Here are “hard falsifiers” for the MVEL framing:

  1. If M2 is not impaired (normal clearance signatures, normal NK cytotoxicity), yet disease persists unchanged → M2 is not a core node.
  2. If you normalize M3 (hormonal axis) but the lesion niche remains stable with no meaningful regression → M3 is a modulator, not a sustaining leg.
  3. If you break M4 (cytokines/ROS) and neither lesions nor pain improve → inflammation/ROS is downstream noise, not an amplifier.
  4. If you interrupt M5 (nerve/vascular signaling) and pain remains stable → pain isn’t being driven by lesion wiring.
  5. If fibrosis/adhesion prevention (M6) fails despite TGF‑β/CTGF suppression → fibrosis is not the main remodeling engine.

What’s next (practical research agenda)

If you want to make this real, the early work is not “build the vaccine.” The early work is:

  1. Phenotype stratification protocol (immune/hormonal/pain)
  2. Target selection ledger (lesion specificity vs uterine safety)
  3. Delivery strategy (regional where possible)
  4. Early biomarkers that show node movement (macrophage state; NK function; cytokines; imaging proxies)
  5. Combination logic (which clamps are required to prevent the loop from re-forming)

All the detailed notes, PDFs, and working materials are in the OSF repository: https://osf.io/fgyd7

Sources and further reading (starter set)

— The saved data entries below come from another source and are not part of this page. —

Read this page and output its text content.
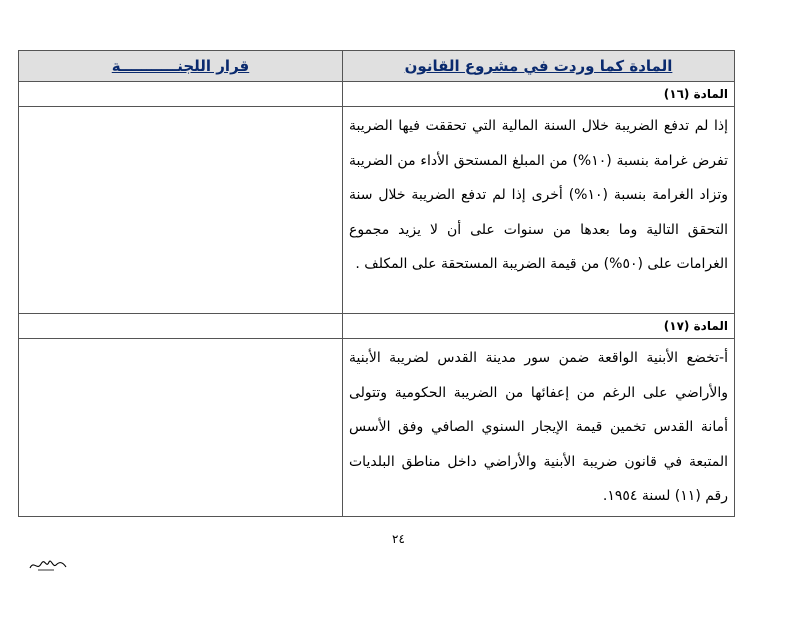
المادة كما وردت في مشروع القانون	قرار اللجنـــــــــــة
المادة (١٦)	
إذا لم تدفع الضريبة خلال السنة المالية التي تحققت فيها الضريبة تفرض غرامة بنسبة (١٠%) من المبلغ المستحق الأداء من الضريبة وتزاد الغرامة بنسبة (١٠%) أخرى إذا لم تدفع الضريبة خلال سنة التحقق التالية وما بعدها من سنوات على أن لا يزيد مجموع الغرامات على (٥٠%) من قيمة الضريبة المستحقة على المكلف .	
المادة (١٧)	
أ-تخضع الأبنية الواقعة ضمن سور مدينة القدس لضريبة الأبنية والأراضي على الرغم من إعفائها من الضريبة الحكومية وتتولى أمانة القدس تخمين قيمة الإيجار السنوي الصافي وفق الأسس المتبعة في قانون ضريبة الأبنية والأراضي داخل مناطق البلديات رقم (١١) لسنة ١٩٥٤.	
٢٤
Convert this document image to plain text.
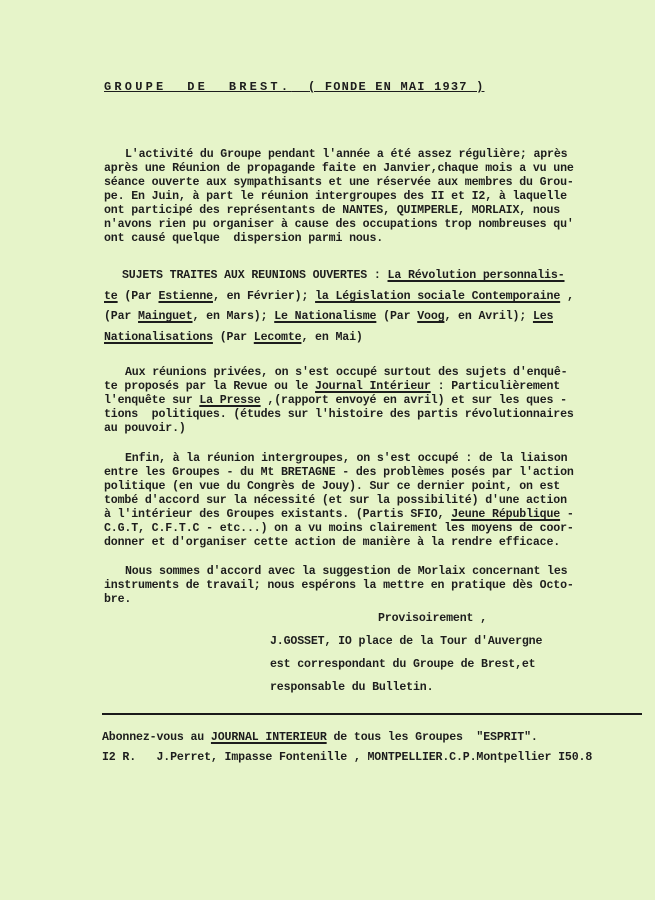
GROUPE  DE  BREST. ( FONDE EN MAI 1937 )
L'activité du Groupe pendant l'année a été assez régulière; après
après une Réunion de propagande faite en Janvier,chaque mois a vu une
séance ouverte aux sympathisants et une réservée aux membres du Grou-
pe. En Juin, à part le réunion intergroupes des II et I2, à laquelle
ont participé des représentants de NANTES, QUIMPERLE, MORLAIX, nous
n'avons rien pu organiser à cause des occupations trop nombreuses qu'
ont causé quelque  dispersion parmi nous.
SUJETS TRAITES AUX REUNIONS OUVERTES : La Révolution personnalis-
te (Par Estienne, en Février); la Législation sociale Contemporaine ,
(Par Mainguet, en Mars); Le Nationalisme (Par Voog, en Avril); Les
Nationalisations (Par Lecomte, en Mai)
Aux réunions privées, on s'est occupé surtout des sujets d'enquê-
te proposés par la Revue ou le Journal Intérieur : Particulièrement
l'enquête sur La Presse ,(rapport envoyé en avril) et sur les ques -
tions  politiques. (études sur l'histoire des partis révolutionnaires
au pouvoir.)
Enfin, à la réunion intergroupes, on s'est occupé : de la liaison
entre les Groupes - du Mt BRETAGNE - des problèmes posés par l'action
politique (en vue du Congrès de Jouy). Sur ce dernier point, on est
tombé d'accord sur la nécessité (et sur la possibilité) d'une action
à l'intérieur des Groupes existants. (Partis SFIO, Jeune République -
C.G.T, C.F.T.C - etc...) on a vu moins clairement les moyens de coor-
donner et d'organiser cette action de manière à la rendre efficace.
Nous sommes d'accord avec la suggestion de Morlaix concernant les
instruments de travail; nous espérons la mettre en pratique dès Octo-
bre.
Provisoirement ,
J.GOSSET, IO place de la Tour d'Auvergne
est correspondant du Groupe de Brest,et
responsable du Bulletin.
Abonnez-vous au JOURNAL INTERIEUR de tous les Groupes  "ESPRIT".
I2 R.   J.Perret, Impasse Fontenille , MONTPELLIER.C.P.Montpellier I50.8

  • Endometriosis: A Comprehensive Research Overview (project PDF; mechanistic summary of estrogen dependence, progesterone resistance, immune dysfunction, neuroangiogenesis, oxidative stress, fibrosis) — see OSF.
  • Immunomodulatory and “Vaccine” Therapies for Endometriosis (project PDF; BCG, RESAN, MUC1, innate training vs tolerance, NK boosting, complement modulation; safety constraints) — see OSF.
  • Jeljeli et al., JCI (trained immunity vs tolerance logic in endometriosis models) — see PubMed.
  • Maksym et al., J Clin Med (immunology and immunotherapy in endometriosis; NK sections) — see publisher.
  • Li et al., Frontiers in Immunology (immunotherapy strategy review) — see publisher.
  • RESAN animal model studies — see PubMed / EJO&G Reproductive Biology.

Closing

Endometriosis is a loop problem.

If you treat it as a loop problem, “vaccine-like immune trajectory engineering + targeted clamps” stops sounding like sci‑fi and starts sounding like a normal systems-engineering response to a self-sustaining biological circuit.

The details are hard. The governance constraints are real. But the shape of the problem is now clear.